Figure 2. Yos9 recognizes glycans containing a terminal α1,6-linked mannose

(A) A schematic representation of the initial Glc₃Man₉GlcNac₂ N-linked sugar and the legend for each sugar moiety represented. (B) FAC analysis of Yos9p sugar binding specificity. Indicated PA-oligasscharides were tested for binding to Yos9p by FAC analysis. Ka values were determined as described in the supplemental experimental procedures and are mean ± S.D. of three independent experiments. Each glycan structure is detailed and given a code name beneath the chart. (C-D) Elution profiles over time of fluorescently labeled (PA)-oligosaccharides applied over immobilized histidine tagged Yos9p (C, red) or R200A mutant (D, red) in comparison to a negative control sugar (black). PA-glycans are schematically represented next to the corresponding elution profile.

Figure 3. Production of Man₇GlcNac₂ sugars in vivo results in ERAD dependent degradation and bypass of HTM1

(A) Schematic representation of a portion of the asparagine linked glycosylation (ALG) pathway. Shown are the glycans produced in the wild-type (top) pathway and an alg9Δ over-expressing ALG12 (upward arrow indicates TDH3 driven expression) strain (bottom).
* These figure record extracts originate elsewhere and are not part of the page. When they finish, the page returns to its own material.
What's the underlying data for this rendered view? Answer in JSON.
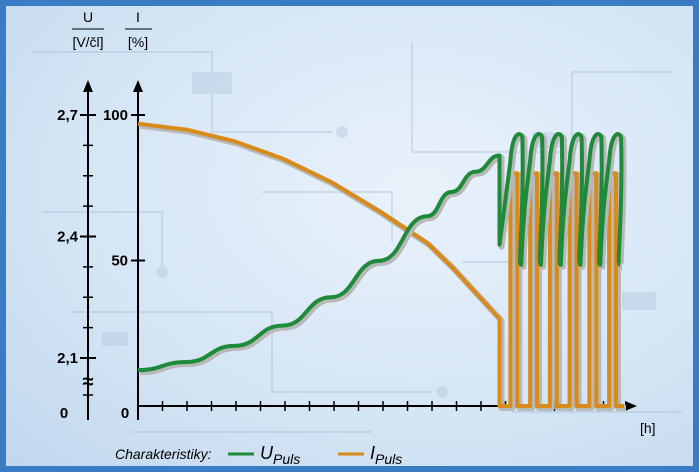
{
  "chart_data": {
    "type": "line",
    "axes": {
      "voltage_axis": {
        "symbol": "U",
        "unit": "[V/čl]",
        "ticks": [
          {
            "value": 2.7,
            "label": "2,7"
          },
          {
            "value": 2.4,
            "label": "2,4"
          },
          {
            "value": 2.1,
            "label": "2,1"
          }
        ],
        "origin_label": "0",
        "break_symbol": "≈"
      },
      "current_axis": {
        "symbol": "I",
        "unit": "[%]",
        "ticks": [
          {
            "value": 100,
            "label": "100"
          },
          {
            "value": 50,
            "label": "50"
          }
        ],
        "origin_label": "0",
        "ylim": [
          0,
          100
        ]
      },
      "time_axis": {
        "unit": "[h]",
        "grid": false
      }
    },
    "legend": {
      "label": "Charakteristiky:",
      "position": "bottom-left"
    },
    "series": [
      {
        "name": "U_Puls",
        "name_main": "U",
        "name_sub": "Puls",
        "color": "#1f8a3a",
        "axis": "voltage",
        "description": "rises from about 2.07 V/cell to about 2.6 V/cell, then pulses between about 2.33 and about 2.66 V/cell",
        "x": [
          0,
          0.1,
          0.2,
          0.3,
          0.4,
          0.5,
          0.6,
          0.65,
          0.7,
          0.75
        ],
        "values": [
          2.07,
          2.09,
          2.13,
          2.18,
          2.25,
          2.34,
          2.45,
          2.51,
          2.56,
          2.6
        ]
      },
      {
        "name": "I_Puls",
        "name_main": "I",
        "name_sub": "Puls",
        "color": "#d88a1a",
        "axis": "current",
        "description": "falls from about 97% to about 28%, then switches between 0% and about 80%",
        "x": [
          0,
          0.1,
          0.2,
          0.3,
          0.4,
          0.5,
          0.6,
          0.65,
          0.7,
          0.75
        ],
        "values": [
          97,
          95,
          91,
          85,
          77,
          67,
          56,
          48,
          39,
          30
        ]
      }
    ],
    "pulse_phase": {
      "voltage_high": 2.66,
      "voltage_low": 2.33,
      "current_high": 80,
      "current_low": 0,
      "pulse_count": 6
    }
  },
  "style": {
    "voltage_color": "#1f8a3a",
    "current_color": "#d88a1a",
    "axis_color": "#000000",
    "frame_color": "#3a7cc4"
  }
}
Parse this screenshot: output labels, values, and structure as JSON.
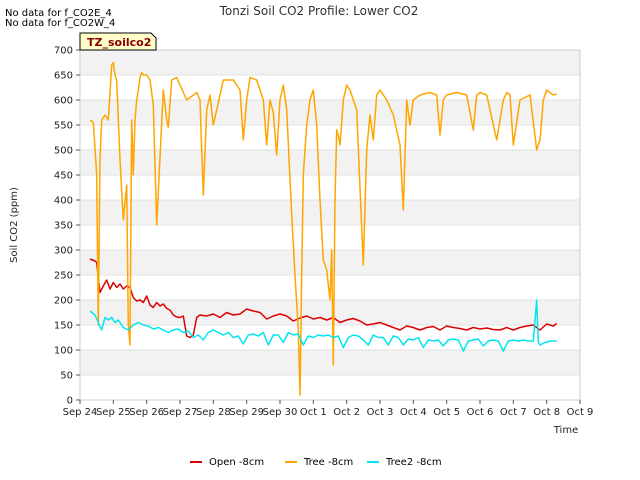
{
  "notes": [
    "No data for f_CO2E_4",
    "No data for f_CO2W_4"
  ],
  "site_badge": "TZ_soilco2",
  "chart_data": {
    "type": "line",
    "title": "Tonzi Soil CO2 Profile: Lower CO2",
    "xlabel": "Time",
    "ylabel": "Soil CO2 (ppm)",
    "xlim": [
      0,
      15
    ],
    "ylim": [
      0,
      700
    ],
    "yticks": [
      0,
      50,
      100,
      150,
      200,
      250,
      300,
      350,
      400,
      450,
      500,
      550,
      600,
      650,
      700
    ],
    "xtick_labels": [
      "Sep 24",
      "Sep 25",
      "Sep 26",
      "Sep 27",
      "Sep 28",
      "Sep 29",
      "Sep 30",
      "Oct 1",
      "Oct 2",
      "Oct 3",
      "Oct 4",
      "Oct 5",
      "Oct 6",
      "Oct 7",
      "Oct 8",
      "Oct 9"
    ],
    "series": [
      {
        "name": "Open -8cm",
        "color": "#dd0000",
        "x": [
          0.3,
          0.45,
          0.5,
          0.6,
          0.7,
          0.8,
          0.9,
          1.0,
          1.1,
          1.2,
          1.3,
          1.4,
          1.5,
          1.6,
          1.7,
          1.8,
          1.9,
          2.0,
          2.1,
          2.2,
          2.3,
          2.4,
          2.5,
          2.6,
          2.7,
          2.8,
          2.9,
          3.0,
          3.1,
          3.2,
          3.3,
          3.4,
          3.5,
          3.6,
          3.8,
          4.0,
          4.2,
          4.4,
          4.6,
          4.8,
          5.0,
          5.2,
          5.4,
          5.6,
          5.8,
          6.0,
          6.2,
          6.4,
          6.6,
          6.8,
          7.0,
          7.2,
          7.4,
          7.6,
          7.8,
          8.0,
          8.2,
          8.4,
          8.6,
          8.8,
          9.0,
          9.2,
          9.4,
          9.6,
          9.8,
          10.0,
          10.2,
          10.4,
          10.6,
          10.8,
          11.0,
          11.2,
          11.4,
          11.6,
          11.8,
          12.0,
          12.2,
          12.4,
          12.6,
          12.8,
          13.0,
          13.2,
          13.4,
          13.6,
          13.8,
          14.0,
          14.2,
          14.3
        ],
        "y": [
          282,
          278,
          275,
          215,
          228,
          240,
          222,
          235,
          225,
          232,
          222,
          228,
          225,
          205,
          198,
          200,
          195,
          208,
          190,
          185,
          195,
          188,
          192,
          183,
          180,
          170,
          166,
          165,
          168,
          128,
          125,
          130,
          165,
          170,
          168,
          172,
          165,
          175,
          170,
          172,
          182,
          178,
          175,
          162,
          168,
          172,
          168,
          158,
          164,
          168,
          162,
          165,
          160,
          165,
          155,
          160,
          163,
          158,
          150,
          152,
          155,
          150,
          145,
          140,
          148,
          145,
          140,
          145,
          147,
          140,
          148,
          145,
          143,
          140,
          145,
          142,
          144,
          141,
          140,
          145,
          140,
          145,
          148,
          150,
          140,
          152,
          148,
          153
        ]
      },
      {
        "name": "Tree -8cm",
        "color": "#ffa500",
        "x": [
          0.3,
          0.4,
          0.5,
          0.55,
          0.6,
          0.65,
          0.75,
          0.85,
          0.95,
          1.0,
          1.05,
          1.1,
          1.2,
          1.3,
          1.4,
          1.45,
          1.5,
          1.55,
          1.6,
          1.65,
          1.7,
          1.75,
          1.8,
          1.85,
          1.9,
          2.0,
          2.1,
          2.2,
          2.3,
          2.5,
          2.6,
          2.65,
          2.75,
          2.9,
          3.0,
          3.2,
          3.5,
          3.6,
          3.7,
          3.8,
          3.9,
          4.0,
          4.1,
          4.3,
          4.6,
          4.8,
          4.9,
          5.0,
          5.1,
          5.3,
          5.5,
          5.6,
          5.7,
          5.8,
          5.9,
          6.0,
          6.1,
          6.2,
          6.35,
          6.45,
          6.55,
          6.6,
          6.65,
          6.7,
          6.8,
          6.9,
          7.0,
          7.1,
          7.2,
          7.3,
          7.4,
          7.5,
          7.55,
          7.6,
          7.65,
          7.7,
          7.75,
          7.8,
          7.9,
          8.0,
          8.1,
          8.2,
          8.3,
          8.5,
          8.6,
          8.7,
          8.8,
          8.9,
          9.0,
          9.2,
          9.4,
          9.6,
          9.7,
          9.8,
          9.9,
          10.0,
          10.2,
          10.5,
          10.7,
          10.8,
          10.9,
          11.0,
          11.3,
          11.6,
          11.8,
          11.9,
          12.0,
          12.2,
          12.5,
          12.7,
          12.8,
          12.9,
          13.0,
          13.2,
          13.5,
          13.7,
          13.8,
          13.9,
          14.0,
          14.2,
          14.3
        ],
        "y": [
          560,
          555,
          450,
          150,
          480,
          560,
          570,
          560,
          670,
          675,
          650,
          640,
          480,
          360,
          430,
          150,
          110,
          560,
          450,
          560,
          600,
          620,
          645,
          655,
          650,
          650,
          640,
          590,
          350,
          620,
          560,
          545,
          640,
          645,
          630,
          600,
          615,
          600,
          410,
          580,
          610,
          550,
          580,
          640,
          640,
          620,
          520,
          600,
          645,
          640,
          600,
          510,
          600,
          575,
          490,
          600,
          630,
          580,
          370,
          250,
          140,
          10,
          250,
          450,
          550,
          600,
          620,
          550,
          400,
          280,
          260,
          200,
          300,
          70,
          400,
          540,
          530,
          510,
          600,
          630,
          620,
          600,
          580,
          270,
          500,
          570,
          520,
          610,
          620,
          600,
          570,
          510,
          380,
          600,
          550,
          600,
          610,
          615,
          610,
          530,
          600,
          610,
          615,
          610,
          540,
          610,
          615,
          610,
          520,
          600,
          615,
          610,
          510,
          600,
          610,
          500,
          520,
          600,
          620,
          610,
          612
        ]
      },
      {
        "name": "Tree2 -8cm",
        "color": "#00e5ee",
        "x": [
          0.3,
          0.45,
          0.55,
          0.65,
          0.75,
          0.85,
          0.95,
          1.05,
          1.15,
          1.3,
          1.45,
          1.6,
          1.75,
          1.9,
          2.05,
          2.2,
          2.35,
          2.5,
          2.65,
          2.8,
          2.95,
          3.1,
          3.25,
          3.4,
          3.55,
          3.7,
          3.85,
          4.0,
          4.15,
          4.3,
          4.45,
          4.6,
          4.75,
          4.9,
          5.05,
          5.2,
          5.35,
          5.5,
          5.65,
          5.8,
          5.95,
          6.1,
          6.25,
          6.4,
          6.55,
          6.7,
          6.85,
          7.0,
          7.15,
          7.3,
          7.45,
          7.6,
          7.75,
          7.9,
          8.05,
          8.2,
          8.35,
          8.5,
          8.65,
          8.8,
          8.95,
          9.1,
          9.25,
          9.4,
          9.55,
          9.7,
          9.85,
          10.0,
          10.15,
          10.3,
          10.45,
          10.6,
          10.75,
          10.9,
          11.05,
          11.2,
          11.35,
          11.5,
          11.65,
          11.8,
          11.95,
          12.1,
          12.25,
          12.4,
          12.55,
          12.7,
          12.85,
          13.0,
          13.15,
          13.3,
          13.45,
          13.6,
          13.7,
          13.75,
          13.8,
          13.95,
          14.1,
          14.3
        ],
        "y": [
          178,
          170,
          155,
          140,
          165,
          160,
          165,
          155,
          160,
          145,
          140,
          150,
          155,
          150,
          148,
          142,
          145,
          140,
          135,
          140,
          142,
          135,
          138,
          125,
          130,
          120,
          135,
          140,
          135,
          130,
          135,
          125,
          128,
          112,
          130,
          132,
          128,
          135,
          110,
          130,
          130,
          115,
          135,
          130,
          132,
          110,
          128,
          125,
          130,
          128,
          130,
          125,
          128,
          105,
          125,
          130,
          128,
          120,
          110,
          130,
          125,
          125,
          110,
          128,
          125,
          110,
          122,
          120,
          125,
          105,
          120,
          118,
          120,
          108,
          120,
          122,
          120,
          98,
          118,
          120,
          122,
          108,
          118,
          120,
          118,
          98,
          118,
          120,
          118,
          120,
          118,
          118,
          200,
          115,
          110,
          115,
          118,
          118
        ]
      }
    ]
  }
}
Mannose residues are represented as blue circles and N-acetylglucosamine is represented by blue squares. (B) Degradation of CPY* in a (■) wild-type (WT), (△) alg9↑ALG12Δ, and (●) alg9Δ strains in this and the following panels were monitored as in Figure 1A except that each time point represents the average and +/- SEM of at least 8 measurements (4 independent experiments done in duplicate). (C) Degradation of CPY* in (■) wild-type (WT) and (△) alg9Δ↑ALG12 (upward arrow represents TDH3 driven expression), or CPY*0000 in (●) wild-type (WT) and (◇) alg9Δ↑ALG12 cells. CPY* is represented as a * and non-glycosylatable CPY* is represented as *0000. (D) Degradation of CPY* in (■) wild-type (WT), (△) alg9Δ↑ALG12, (◇) yos9Δalg9Δ↑ALG12 and (●) yos9Δ cells. (E) Degradation of CPY* in (■) wild-type (WT), (△) alg9Δ↑ALG12, (◇) der1Δalg9Δ↑ALG12 and (●) der1Δcells. (F) Degradation of CPY* in (■) wild-type (WT), (△) alg9Δ↑ALG12, (◇) htm1Δalg9Δ↑ALG12 and (●) htm1Δ cells.

Figure 4. Model of dual recognition of substrates by ERAD

Glycan processing from the initial N-linked Glc₃Man₉GlcNac₂ to Man₈GlcNac₂ occurs by Glucosidase I, II and Manosidase I, respectively. Htm1p marks potential substrates by playing a role in the generation of Man₇GlcNac₂ (upper panel). Misfolded proteins are recruited to the Hrd1p complex by recognition of misfolded domains by Hrd3p. Yos9p queries the N-linked glycan and substrates are committed for degradation after Yos9p has identified the presence of a terminal α1,6-linked mannose. Note: Whether Htm1p is an enzyme or cofactor remains to be determined.